L'Autorità di Regolazione dei Trasporti ha comminato a Rete Ferroviaria Italiana una sanzione da 1,75 milioni di euro per l'estesa paralisi del traffico ferroviario verificatasi il 2 ottobre 2024 nello snodo centrale di Roma Termini. Il maxi disservizio, scaturito dall'inavvertita perforazione di una linea elettrica da parte di un'impresa subappaltatrice durante lavori notturni, ha causato la soppressione di circa settecento convogli e accumulate decine di migliaia di minuti di ritardo sull'intera rete nazionale. L'organismo di vigilanza presieduto da Nicola Zaccheo ha formalmente contestato al gestore infrastrutturale l'assenza di adeguati dispositivi d'allarme, la mancata prevenzione e la marcata lentezza nell'individuare il guasto alla cabina di alimentazione.
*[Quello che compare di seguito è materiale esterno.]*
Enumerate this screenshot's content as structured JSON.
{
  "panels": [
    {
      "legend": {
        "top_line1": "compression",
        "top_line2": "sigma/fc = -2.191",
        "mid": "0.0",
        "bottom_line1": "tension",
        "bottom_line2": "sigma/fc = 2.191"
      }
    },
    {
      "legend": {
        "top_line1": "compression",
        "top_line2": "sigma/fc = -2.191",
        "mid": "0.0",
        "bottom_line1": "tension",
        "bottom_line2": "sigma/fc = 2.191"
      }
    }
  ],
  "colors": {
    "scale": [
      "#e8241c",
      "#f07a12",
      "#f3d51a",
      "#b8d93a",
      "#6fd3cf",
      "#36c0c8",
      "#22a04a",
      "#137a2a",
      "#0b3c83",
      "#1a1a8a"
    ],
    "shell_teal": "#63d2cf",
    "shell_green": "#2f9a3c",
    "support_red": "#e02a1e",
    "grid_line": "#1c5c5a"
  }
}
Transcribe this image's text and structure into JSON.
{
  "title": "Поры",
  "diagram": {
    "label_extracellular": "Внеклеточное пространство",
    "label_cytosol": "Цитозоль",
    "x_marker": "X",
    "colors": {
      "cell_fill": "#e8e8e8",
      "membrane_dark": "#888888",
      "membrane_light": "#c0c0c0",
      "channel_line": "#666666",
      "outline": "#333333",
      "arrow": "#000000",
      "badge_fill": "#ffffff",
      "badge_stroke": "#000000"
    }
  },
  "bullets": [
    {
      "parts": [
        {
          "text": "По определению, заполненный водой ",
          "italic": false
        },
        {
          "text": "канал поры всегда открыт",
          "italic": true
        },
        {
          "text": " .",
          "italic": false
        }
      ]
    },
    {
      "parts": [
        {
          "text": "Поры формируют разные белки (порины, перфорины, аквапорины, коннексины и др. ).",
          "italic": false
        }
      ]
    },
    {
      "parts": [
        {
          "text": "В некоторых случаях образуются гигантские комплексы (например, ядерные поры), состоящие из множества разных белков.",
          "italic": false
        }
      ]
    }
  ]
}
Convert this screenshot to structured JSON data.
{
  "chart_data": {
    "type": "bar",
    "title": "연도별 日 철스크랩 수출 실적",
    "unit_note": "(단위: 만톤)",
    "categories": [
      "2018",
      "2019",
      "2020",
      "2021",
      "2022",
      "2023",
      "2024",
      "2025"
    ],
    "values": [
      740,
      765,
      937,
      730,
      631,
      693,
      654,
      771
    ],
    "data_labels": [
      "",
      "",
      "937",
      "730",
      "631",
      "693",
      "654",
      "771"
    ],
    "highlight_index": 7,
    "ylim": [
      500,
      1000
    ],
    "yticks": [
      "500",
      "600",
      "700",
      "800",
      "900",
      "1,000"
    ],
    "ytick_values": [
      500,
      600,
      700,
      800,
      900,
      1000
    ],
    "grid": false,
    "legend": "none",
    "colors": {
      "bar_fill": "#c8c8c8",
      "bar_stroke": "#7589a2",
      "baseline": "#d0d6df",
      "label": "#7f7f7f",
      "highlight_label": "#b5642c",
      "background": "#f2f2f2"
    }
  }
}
I rilievi dettagliati dell'Authority mettono a nudo l'inadeguatezza dei sistemi di continuità operativa dell'infrastruttura di capitale. Nel documento sanzionatorio viene evidenziato come la fragilità della centrale elettrica e le carenze nei protocolli d'emergenza abbiano direttamente compromesso la regolarità del servizio pubblico, traducendosi in una palese violazione della tutela della mobilità dei cittadini. Le ripercussioni a catena hanno travolto pesantemente il segmento dei pendolari regionali e le direttrici dell'Alta Velocità, costringendo le imprese ferroviarie a sostentare enormi esborsi straordinari per riprotezioni, taxi e rimborsi all'utenza.
Mentre dal Ministero delle Infrastrutture si ribadisce la matrice privata del danneggiamento materiale iniziale, prefigurando azioni di rivalsa da parte del gruppo ferroviario, la posizione del regolatore contesta alla radice la vigilanza della rete e la tenuta d'impianto. RFI, da parte sua, difende la gestione dell'evento descrivendolo come un’anomalia accidentale straordinaria e valutando il ricorso nelle sedi amministrative preposte. Resta aperta la questione prioritaria della sicurezza strutturale delle dorsali di mobilità del Paese.